Acompanhando a evolução dos acontecimentos que tem marcado a educação brasileira nos últimos anos, não se pode negar que houve melhoras. Os investimentos nas três esferas do Governo, Federal, Estadual e Municipal, têm contribuído em muito para a obtenção de resultados positivos. No entanto, observa-se que as ‘vitórias’ mais acentuadas ocorrem nas escolas onde há uma maior participação da comunidade à qual pertence, comprovando assim a necessidade de uma soma global de esforços.

É na reciprocidade escola/comunidade, professor/aluno, no completo envolvimento do corpo docente como mediador do processo ensino-aprendizagem, que se encontra e se desenvolve os melhores métodos e instrumentos aplicáveis a uma situação educativa.

Enquanto não compreendermos que a criança leva para dentro da sala de aula o que ela vivencia em seu contexto social, fator que contribui para a constituição da sua subjetividade será impossível compreendê-la em seus principais aspectos de crescimento e desenvolvimento, tanto como aluno, quanto como ser humano.

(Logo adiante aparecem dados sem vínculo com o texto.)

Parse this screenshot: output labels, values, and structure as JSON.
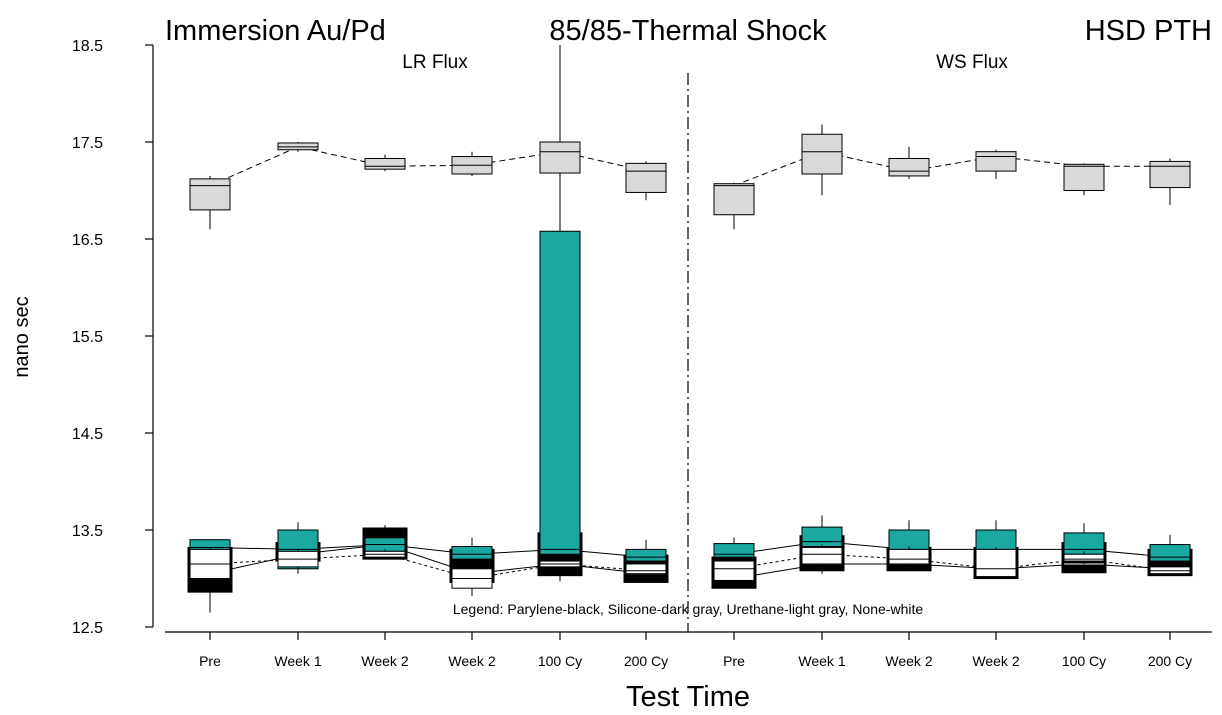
{
  "chart_data": {
    "type": "box",
    "title_left": "Immersion Au/Pd",
    "title_center": "85/85-Thermal Shock",
    "title_right": "HSD PTH",
    "panel_left_label": "LR Flux",
    "panel_right_label": "WS Flux",
    "xlabel": "Test Time",
    "ylabel": "nano sec",
    "legend_text": "Legend: Parylene-black, Silicone-dark gray, Urethane-light gray, None-white",
    "ylim": [
      12.5,
      18.5
    ],
    "yticks": [
      "12.5",
      "13.5",
      "14.5",
      "15.5",
      "16.5",
      "17.5",
      "18.5"
    ],
    "categories": [
      "Pre",
      "Week 1",
      "Week 2",
      "Week 2",
      "100 Cy",
      "200 Cy",
      "Pre",
      "Week 1",
      "Week 2",
      "Week 2",
      "100 Cy",
      "200 Cy"
    ],
    "series": [
      {
        "name": "Urethane",
        "fill": "#d9d9d9",
        "stroke": "#000000",
        "dash": "6,4",
        "boxes": [
          {
            "min": 16.6,
            "q1": 16.8,
            "median": 17.05,
            "q3": 17.12,
            "max": 17.15
          },
          {
            "min": 17.4,
            "q1": 17.42,
            "median": 17.45,
            "q3": 17.49,
            "max": 17.5
          },
          {
            "min": 17.2,
            "q1": 17.22,
            "median": 17.25,
            "q3": 17.33,
            "max": 17.37
          },
          {
            "min": 17.15,
            "q1": 17.17,
            "median": 17.26,
            "q3": 17.35,
            "max": 17.4
          },
          {
            "min": 16.0,
            "q1": 17.18,
            "median": 17.4,
            "q3": 17.5,
            "max": 18.5
          },
          {
            "min": 16.9,
            "q1": 16.98,
            "median": 17.2,
            "q3": 17.28,
            "max": 17.3
          },
          {
            "min": 16.6,
            "q1": 16.75,
            "median": 17.05,
            "q3": 17.07,
            "max": 17.08
          },
          {
            "min": 16.95,
            "q1": 17.17,
            "median": 17.4,
            "q3": 17.58,
            "max": 17.68
          },
          {
            "min": 17.12,
            "q1": 17.15,
            "median": 17.2,
            "q3": 17.33,
            "max": 17.45
          },
          {
            "min": 17.12,
            "q1": 17.2,
            "median": 17.35,
            "q3": 17.4,
            "max": 17.42
          },
          {
            "min": 16.95,
            "q1": 17.0,
            "median": 17.25,
            "q3": 17.27,
            "max": 17.28
          },
          {
            "min": 16.85,
            "q1": 17.03,
            "median": 17.25,
            "q3": 17.3,
            "max": 17.33
          }
        ]
      },
      {
        "name": "Parylene",
        "fill": "#000000",
        "stroke": "#000000",
        "dash": "",
        "boxes": [
          {
            "min": 12.88,
            "q1": 12.88,
            "median": 13.05,
            "q3": 13.3,
            "max": 13.3
          },
          {
            "min": 13.15,
            "q1": 13.2,
            "median": 13.25,
            "q3": 13.35,
            "max": 13.37
          },
          {
            "min": 13.2,
            "q1": 13.22,
            "median": 13.35,
            "q3": 13.5,
            "max": 13.55
          },
          {
            "min": 12.98,
            "q1": 12.98,
            "median": 13.05,
            "q3": 13.28,
            "max": 13.28
          },
          {
            "min": 13.05,
            "q1": 13.05,
            "median": 13.15,
            "q3": 13.45,
            "max": 13.5
          },
          {
            "min": 12.98,
            "q1": 12.98,
            "median": 13.05,
            "q3": 13.22,
            "max": 13.22
          },
          {
            "min": 12.92,
            "q1": 12.92,
            "median": 13.0,
            "q3": 13.2,
            "max": 13.2
          },
          {
            "min": 13.1,
            "q1": 13.1,
            "median": 13.15,
            "q3": 13.42,
            "max": 13.42
          },
          {
            "min": 13.1,
            "q1": 13.1,
            "median": 13.15,
            "q3": 13.3,
            "max": 13.3
          },
          {
            "min": 13.02,
            "q1": 13.02,
            "median": 13.1,
            "q3": 13.3,
            "max": 13.3
          },
          {
            "min": 13.08,
            "q1": 13.08,
            "median": 13.15,
            "q3": 13.35,
            "max": 13.35
          },
          {
            "min": 13.05,
            "q1": 13.05,
            "median": 13.1,
            "q3": 13.28,
            "max": 13.28
          }
        ]
      },
      {
        "name": "Silicone",
        "fill": "#1aa8a0",
        "stroke": "#000000",
        "dash": "",
        "boxes": [
          {
            "min": 13.3,
            "q1": 13.3,
            "median": 13.32,
            "q3": 13.4,
            "max": 13.4
          },
          {
            "min": 13.1,
            "q1": 13.1,
            "median": 13.3,
            "q3": 13.5,
            "max": 13.58
          },
          {
            "min": 13.2,
            "q1": 13.28,
            "median": 13.35,
            "q3": 13.42,
            "max": 13.5
          },
          {
            "min": 13.15,
            "q1": 13.2,
            "median": 13.25,
            "q3": 13.33,
            "max": 13.42
          },
          {
            "min": 13.2,
            "q1": 13.25,
            "median": 13.3,
            "q3": 16.58,
            "max": 16.6
          },
          {
            "min": 13.15,
            "q1": 13.18,
            "median": 13.22,
            "q3": 13.3,
            "max": 13.4
          },
          {
            "min": 13.2,
            "q1": 13.22,
            "median": 13.25,
            "q3": 13.36,
            "max": 13.42
          },
          {
            "min": 13.3,
            "q1": 13.33,
            "median": 13.38,
            "q3": 13.53,
            "max": 13.65
          },
          {
            "min": 13.2,
            "q1": 13.25,
            "median": 13.3,
            "q3": 13.5,
            "max": 13.6
          },
          {
            "min": 13.2,
            "q1": 13.25,
            "median": 13.3,
            "q3": 13.5,
            "max": 13.6
          },
          {
            "min": 13.2,
            "q1": 13.25,
            "median": 13.3,
            "q3": 13.47,
            "max": 13.57
          },
          {
            "min": 13.15,
            "q1": 13.18,
            "median": 13.22,
            "q3": 13.35,
            "max": 13.45
          }
        ]
      },
      {
        "name": "None",
        "fill": "#ffffff",
        "stroke": "#000000",
        "dash": "3,3",
        "boxes": [
          {
            "min": 12.65,
            "q1": 13.0,
            "median": 13.15,
            "q3": 13.3,
            "max": 13.32
          },
          {
            "min": 13.05,
            "q1": 13.12,
            "median": 13.2,
            "q3": 13.28,
            "max": 13.3
          },
          {
            "min": 13.2,
            "q1": 13.22,
            "median": 13.25,
            "q3": 13.28,
            "max": 13.3
          },
          {
            "min": 12.82,
            "q1": 12.9,
            "median": 13.0,
            "q3": 13.1,
            "max": 13.15
          },
          {
            "min": 12.97,
            "q1": 13.12,
            "median": 13.15,
            "q3": 13.18,
            "max": 13.2
          },
          {
            "min": 13.0,
            "q1": 13.05,
            "median": 13.08,
            "q3": 13.15,
            "max": 13.18
          },
          {
            "min": 12.95,
            "q1": 12.98,
            "median": 13.1,
            "q3": 13.18,
            "max": 13.2
          },
          {
            "min": 13.05,
            "q1": 13.15,
            "median": 13.25,
            "q3": 13.32,
            "max": 13.35
          },
          {
            "min": 13.1,
            "q1": 13.15,
            "median": 13.2,
            "q3": 13.3,
            "max": 13.33
          },
          {
            "min": 13.0,
            "q1": 13.02,
            "median": 13.1,
            "q3": 13.3,
            "max": 13.32
          },
          {
            "min": 13.15,
            "q1": 13.18,
            "median": 13.2,
            "q3": 13.25,
            "max": 13.28
          },
          {
            "min": 13.03,
            "q1": 13.05,
            "median": 13.08,
            "q3": 13.12,
            "max": 13.15
          }
        ]
      }
    ]
  }
}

Neste contexto, o Dado do Amor, instrumento de socialização da Arte da Amar, proposta por Chiara Lubich, mostra-se como um importante instrumento pedagógico, capaz de dar ao aluno a exata noção de onde começa e onde termina seus direitos e seus deveres, contribuindo no processo de aprendizagem e na construção de uma humanidade mais fraterna.

A socialização das experiências vivenciadas pelos alunos, fortalece o espírito de coletividade, ampliando as relações dos alunos entre si, com o professor e com a comunidade pedagógica. O aluno deixa de ser objeto da aprendizagem e passa a ser agente de cooperação, de transformação, agindo não só em benefício próprio, ou como algoz do próprio saber, mas em função de um bem maior: a construção de um conhecimento capaz de elevá-lo à categoria de um ‘ser-comunidade’.

Nivaldo Donizeti Mossato
é empresário, escritor, membro da ALM – Academia
de Letras de Maringá e acadêmico em Psicologia.